MOIA’s ride pooling service promises comfortable transport for everyone. It also claims to look after the roads, the environment and your wallet. But how good is the brand-new service already?
“You will be picked up at 10:18” flashes on my cell phone display. In four minutes – that’s a relief because it’s cold this morning; I can see my breath. The weather app shows that it’s just 2 degrees Celsius.
I’m standing in front of the Market Church in Hanover city center. Today I’m trying out the service of the new mobility provider MOIA. Founded in December 2016, MOIA is the youngest company in the Volkswagen family.
MOIA aims to roll out a service that Germany has never seen before in this caliber – ride pooling. In this, users traveling similar routes share a car at the same time. It is a service for everyone, because passengers don’t need a driver’s license. Having professional drivers at the wheel promises a higher level of safety.
MOIA’s vision is conserving resources by sharing cars. Ride pooling could reduce road congestion and also help solve the annoying problem of finding a parking space. Sharing a ride instead of driving alone also reduces emissions.
Feedback from testers
Since the beginning of November, MOIA has been testing the service in the capital of Lower Saxony with selected users. So how good is the app already? In which areas do the algorithms that calculate the routes need to be improved? And how pleasant do users find the trip? Feedback from testers will make the service even better prior to its official launch in Hamburg in 2018.
I, too, am to test the service – after all, MOIA has only been around for a year. Will the brand-new service always manage to take me to my destination in time? Can such a young company already be so good?
Logging on to the app is a piece of cake. In two steps I’m registered and ready to go. I enter my destination – Galerie Herrenhausen, one of Germany’s most magnificent English gardens. Then I enter the pickup location again and click ‘book’. After just three taps, the message appears on the display: “Go to the pickup point”. I’ll be picked up in four minutes, the app tells me.
The “pickup point”, my virtual stop, is only about 20 meters ahead – pretty straightforward. The MOIA app takes me there. The furthest you’ll ever have to walk is 250 meters. The reasoning behind these digital stops is that a few meters’ walk can sometimes save the drivers a lot of time, for example if they don’t need to make a protracted detour through one-way streets or turn, if the destination is in the other direction in any case.
At 10:18 a.m., just as the app had forecast, a dark blue VW T6 approaches. I have no trouble identifying it due to the memorable MOIA lettering on the side. The driver is polite and greets me by name. The system has already told him where I’m going. That’s handy, as it allows us to set off for Galerie Herrenhausen without delay.
To present the journey as clearly as possible for multiple passengers, a display shows the next stop, as well as the travel time in real time: “12 minutes” is displayed in my case. As no one else gets in, the travel time doesn’t change. Normally, customers must be prepared to be joined by other passengers and make slight detours. This, according to MOIA, will make the service cheaper than taking a taxi.

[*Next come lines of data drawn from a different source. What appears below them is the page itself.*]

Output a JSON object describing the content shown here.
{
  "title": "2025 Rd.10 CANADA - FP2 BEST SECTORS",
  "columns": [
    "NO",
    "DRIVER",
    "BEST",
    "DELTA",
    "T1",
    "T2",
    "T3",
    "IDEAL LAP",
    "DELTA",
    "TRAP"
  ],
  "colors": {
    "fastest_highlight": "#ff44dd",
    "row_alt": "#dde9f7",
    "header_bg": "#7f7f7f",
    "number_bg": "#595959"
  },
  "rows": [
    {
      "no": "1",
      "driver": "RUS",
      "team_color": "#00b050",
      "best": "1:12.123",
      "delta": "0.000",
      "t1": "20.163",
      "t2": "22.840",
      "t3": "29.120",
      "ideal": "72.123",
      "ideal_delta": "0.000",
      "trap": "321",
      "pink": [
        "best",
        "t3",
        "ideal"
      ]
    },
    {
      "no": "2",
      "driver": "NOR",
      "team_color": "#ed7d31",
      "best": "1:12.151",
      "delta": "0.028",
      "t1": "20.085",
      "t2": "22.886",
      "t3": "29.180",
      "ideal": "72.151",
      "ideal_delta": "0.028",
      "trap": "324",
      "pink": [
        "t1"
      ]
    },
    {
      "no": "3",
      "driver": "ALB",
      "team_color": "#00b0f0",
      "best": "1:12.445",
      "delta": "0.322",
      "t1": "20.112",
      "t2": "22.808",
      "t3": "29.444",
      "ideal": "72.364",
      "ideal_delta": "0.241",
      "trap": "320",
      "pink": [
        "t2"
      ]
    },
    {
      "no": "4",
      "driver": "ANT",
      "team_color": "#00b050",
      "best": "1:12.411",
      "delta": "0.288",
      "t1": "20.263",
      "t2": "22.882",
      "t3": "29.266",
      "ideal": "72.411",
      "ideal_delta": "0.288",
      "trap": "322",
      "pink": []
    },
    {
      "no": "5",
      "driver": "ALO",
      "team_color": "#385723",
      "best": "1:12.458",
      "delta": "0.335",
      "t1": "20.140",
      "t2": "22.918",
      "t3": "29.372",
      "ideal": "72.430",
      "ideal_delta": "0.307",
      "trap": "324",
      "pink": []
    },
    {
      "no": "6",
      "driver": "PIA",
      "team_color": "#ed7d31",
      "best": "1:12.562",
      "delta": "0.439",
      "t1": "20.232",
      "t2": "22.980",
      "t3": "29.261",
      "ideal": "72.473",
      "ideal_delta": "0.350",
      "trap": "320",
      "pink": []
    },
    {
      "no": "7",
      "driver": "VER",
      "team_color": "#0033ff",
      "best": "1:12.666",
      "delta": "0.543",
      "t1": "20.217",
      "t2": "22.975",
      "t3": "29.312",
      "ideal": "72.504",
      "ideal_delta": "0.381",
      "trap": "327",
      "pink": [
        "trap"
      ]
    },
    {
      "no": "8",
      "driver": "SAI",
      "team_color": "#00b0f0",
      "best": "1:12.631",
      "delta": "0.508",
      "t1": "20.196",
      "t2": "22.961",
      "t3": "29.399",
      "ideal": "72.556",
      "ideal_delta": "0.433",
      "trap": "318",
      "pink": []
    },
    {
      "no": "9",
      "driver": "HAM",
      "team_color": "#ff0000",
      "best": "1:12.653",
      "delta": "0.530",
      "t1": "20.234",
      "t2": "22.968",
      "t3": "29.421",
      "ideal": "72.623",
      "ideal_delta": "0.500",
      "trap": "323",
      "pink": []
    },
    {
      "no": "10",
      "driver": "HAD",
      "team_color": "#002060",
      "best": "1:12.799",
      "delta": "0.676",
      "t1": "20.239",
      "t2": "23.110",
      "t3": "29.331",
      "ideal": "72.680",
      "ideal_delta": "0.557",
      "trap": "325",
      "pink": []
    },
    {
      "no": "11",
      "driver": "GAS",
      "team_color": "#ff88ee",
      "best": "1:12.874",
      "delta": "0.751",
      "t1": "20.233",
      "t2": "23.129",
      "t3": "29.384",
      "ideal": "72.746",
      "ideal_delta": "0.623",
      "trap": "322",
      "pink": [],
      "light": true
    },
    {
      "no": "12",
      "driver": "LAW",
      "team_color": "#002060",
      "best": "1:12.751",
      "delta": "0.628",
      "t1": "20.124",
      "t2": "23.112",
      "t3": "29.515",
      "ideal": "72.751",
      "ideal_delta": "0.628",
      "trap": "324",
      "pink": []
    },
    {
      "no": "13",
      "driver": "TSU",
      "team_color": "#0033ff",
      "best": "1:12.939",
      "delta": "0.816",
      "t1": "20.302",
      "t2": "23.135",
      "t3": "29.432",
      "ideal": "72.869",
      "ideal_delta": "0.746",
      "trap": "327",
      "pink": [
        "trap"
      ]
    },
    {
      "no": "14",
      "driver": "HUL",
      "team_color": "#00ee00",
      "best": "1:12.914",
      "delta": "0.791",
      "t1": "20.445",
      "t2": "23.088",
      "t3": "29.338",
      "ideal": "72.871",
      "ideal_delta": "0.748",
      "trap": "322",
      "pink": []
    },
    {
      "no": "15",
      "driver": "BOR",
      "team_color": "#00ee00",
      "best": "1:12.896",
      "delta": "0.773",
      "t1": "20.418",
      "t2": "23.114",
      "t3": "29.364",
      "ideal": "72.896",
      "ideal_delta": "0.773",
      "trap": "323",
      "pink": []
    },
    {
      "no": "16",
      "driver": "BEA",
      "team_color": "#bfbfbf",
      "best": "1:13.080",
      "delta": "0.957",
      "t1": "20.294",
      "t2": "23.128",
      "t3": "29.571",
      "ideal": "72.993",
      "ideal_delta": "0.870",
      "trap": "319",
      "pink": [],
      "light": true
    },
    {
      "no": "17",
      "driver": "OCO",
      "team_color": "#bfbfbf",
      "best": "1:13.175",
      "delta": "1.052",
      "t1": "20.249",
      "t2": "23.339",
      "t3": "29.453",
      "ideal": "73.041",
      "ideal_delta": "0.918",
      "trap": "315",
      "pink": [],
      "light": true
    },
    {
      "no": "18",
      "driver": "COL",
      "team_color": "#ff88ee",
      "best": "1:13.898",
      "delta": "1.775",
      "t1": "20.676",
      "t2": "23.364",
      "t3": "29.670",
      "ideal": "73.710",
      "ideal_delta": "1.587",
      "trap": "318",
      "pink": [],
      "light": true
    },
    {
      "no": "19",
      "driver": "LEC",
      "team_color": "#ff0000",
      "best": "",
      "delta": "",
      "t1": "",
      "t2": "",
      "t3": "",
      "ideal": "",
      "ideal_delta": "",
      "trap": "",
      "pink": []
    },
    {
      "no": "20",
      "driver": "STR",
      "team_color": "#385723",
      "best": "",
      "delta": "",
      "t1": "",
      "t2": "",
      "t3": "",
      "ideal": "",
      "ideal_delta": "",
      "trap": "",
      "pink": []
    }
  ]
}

The shuttle reaches Galerie Herrenhausen and its English Garden in precisely the 12 minutes displayed. Following a short walk at temperatures of just marginally above zero, I am very happy that the next MOIA vehicle is available straight away. I have to wait only five minutes for it.
Next stop: the New City Hall. Again, everything works perfectly. During the trip, I strike up a conversation with the driver. “Working for MOIA is great,” he explains. “I feel much safer than when driving a taxi because I don’t need to carry any cash around with me and I also know who my passengers are.” MOIA eliminates the annoyance of scrabbling around for small change – passengers pay using the app.
The driver lets me out right at the entrance to the City Hall – what a service!
After a brief visit to the interior of the City Hall, I tap three times on my smartphone to call a MOIA for the last leg: lunch in Hanover-Linden. Hardly four minutes go by before I’m picked up. Enough time for a conclusion:
MOIA simply worked – and that’s just in the test phase. In Hanover, the future of transport is now.